Nieuwsgierigheid in het middelpunt van de aandacht tijdens het testen van beeldkrediet: NASA / JPL - Caltech
Er zijn veel berichten geweest over de mogelijkheid dat NASA's Curiosity-rover Mars met microben van de aarde besmet zodra het in augustus op de Rode Planeet landt. Maar wat zijn de zorgen en welke waarborgen zijn er om besmetting door deze of andere missies te voorkomen?
In 1967 stelden de Verenigde Naties het 'Verdrag betreffende de beginselen van de activiteiten van staten bij de verkenning en het gebruik van de kosmische ruimte, met inbegrip van de maan en andere lichamen' op. 'Alle landen die het verdrag hebben ondertekend' zullen onderzoek doen naar de kosmische ruimte, inclusief de maan en andere hemellichamen, en onderzoek ze om hun schadelijke besmetting te voorkomen. " Elke missie krijgt een categorie (I, II, III, IV of V), afhankelijk van of het een flyby, orbiter, lander of Earth Return Mission is, of de bestemming een planeet, maan, komeet of asteroïde is en of de bestemming zou aanwijzingen kunnen geven over het leven of het potentieel hebben om het leven op aarde te ondersteunen. Dus Cassini is bijvoorbeeld een categorie II-missie, Curiosity wordt geclassificeerd als een IVc-missie.
Elke fase van een missie wordt zorgvuldig bewaakt. Van constructie in een steriele schone kamer met laminaire luchtstroomsystemen, onder druk staande microbiële barrières en personeel dat kappen, maskers, chirurgische handschoenen, slofjes en beschermende pakken draagt, genaamd konijnenpakken. Componenten en het hele ruimtevaartuig worden gesteriliseerd met behulp van microbiële reductie door droge hitte, door ze op te sluiten in een bioschild (zoals een grote braadpan) en ze 30 uur in een oven op 111,7 graden Celsius te bakken. Voor meer gevoelige componenten wordt een proces met lage temperatuur gebruikt. Componenten worden in een vacuüm geplaatst en waterstofperoxide wordt in de sterilisatiekamer geïnjecteerd om een gespecificeerde dampconcentratie vast te stellen. Duizenden monsters worden genomen in elke bouwfase en getest op sporenvormende organismen. Zo testte de Viking-missie in 1975 in totaal meer dan 6000 monsters.
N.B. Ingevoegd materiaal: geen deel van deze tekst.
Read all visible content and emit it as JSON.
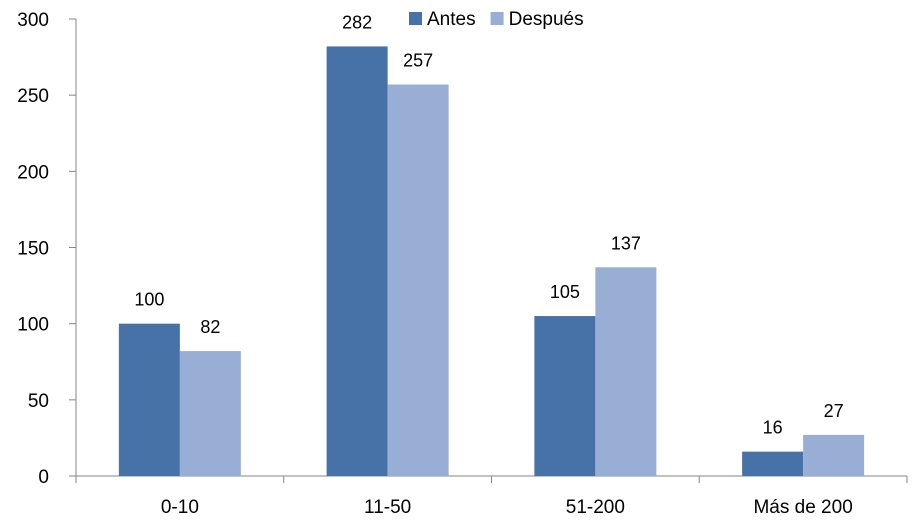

Er zijn drie problemen gerezen met de Curiosity-rover. Tijdens de landingsprocedure zullen een parachute en stuwraketten de afdaling vertragen voordat de ‘sky crane’ de rover laat zakken, waarbij de wielen direct contact maken met het oppervlak. Eerdere rovers hebben dagenlang op landingsplatforms gewacht voordat hun wielen in contact kwamen met het oppervlak en uit tests is gebleken dat zelfs een paar uur blootstelling aan Mars-niveaus van ultraviolet tussen 81 en 96 procent van de aanwezige bacteriën kan doden. Dus zodra Curiosity is geland, zal het waarschijnlijk enkele dagen stil moeten blijven staan om het risico van besmetting door zijn wielen te minimaliseren.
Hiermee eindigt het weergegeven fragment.